Because a stale heartbeat is treated as dead, a fresh start may reclaim the slot from a momentarily-wedged monitor. To keep two live monitors from both pinging, the slot has exactly one owner (the pid that claimed it) and both the per-tick heartbeat and the on-exit clear are ownership-checked: a displaced monitor's next heartbeat matches zero rows, so it self-terminates without pinging and without wiping the winner's row.

Lifecycle

%%{init: {'theme': 'default', 'themeVariables': {'fontSize': '16px'}}}%%
flowchart LR
    Start["monitor start<br/>(agent's background task)"] --> Claim["claim runtime row"]
    Claim --> Tick["every tick:<br/>scan → ping due agents → heartbeat"]
    Tick --> Tick
    Tick --> Stop["stop the task /<br/>delete the member /<br/>fleet delete"]
    Stop --> Clear["clear runtime row"]
    Tick -. keystroke .-> PaneD["Director pane"]
    Tick -. keystroke .-> PaneM["member pane"]
  • Start: a coding agent runs cafleet --fleet-id N monitor start as a background task. The loop runs in-process and inherits the launching pane's environment ($TMUX, $CAFLEET_DATABASE_URL); it fails fast on startup if it cannot reach a tmux session. There is no detached subprocess.
  • Run: each tick scans the fleet's enrolled agents, pings the due ones, and rewrites the heartbeat.
  • Stop: the launching agent stops the background task (or deletes the monitoring member). A clean stop (SIGTERM/SIGINT) clears the runtime row; a hard kill simply lets the heartbeat go stale, after which status reports stopped. There is no monitor stop command. fleet delete needs no stop step — a running loop's next tick sees the soft-deleted fleet and self-terminates, and delete_fleet removes the monitor_runtime + monitor_config rows.

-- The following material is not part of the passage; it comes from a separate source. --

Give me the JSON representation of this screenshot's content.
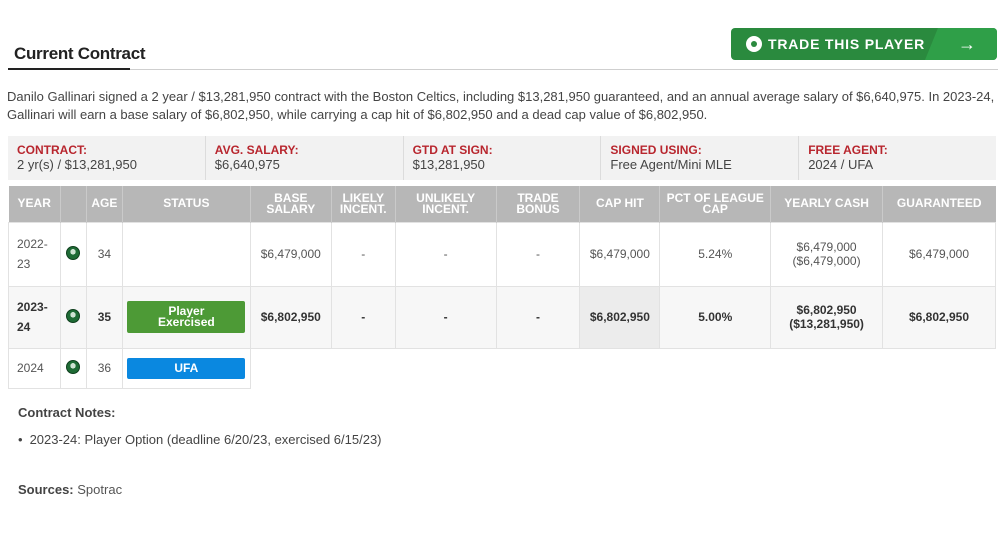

Per-agent schedule (interval_seconds, enabled) is persisted, so cadence resumes from last_ping_at across a restart. The schedule is editable from both the CLI (cafleet monitor config) and the admin WebUI at parity; launching and stopping the loop is CLI-only by nature (it is the agent's background task).

Enrollment and schema

Two tables back the monitor. Both reuse a parent id as a 1:1 INTEGER primary key (no fresh sequence), and both are cleaned explicitly on teardown.

  • monitor_config — one row per pane-bound agent, holding its interval_seconds, last_ping_at, and enabled flag. A row is inserted automatically at registration for every agent that has a tmux pane (the root Director and every member); the write-only Administrator and card-only agents have no pane and are not enrolled. Director-vs-member is derived at scan time (agent_id == fleets.director_agent_id), not stored.
  • monitor_runtime — one row per fleet, holding the running loop's pid, started_at, last_tick_at heartbeat, and tick_seconds. "No monitor" is modeled cleanly as "no row".

See Data model for the full column definitions and the CLI options page for the cafleet monitor command surface.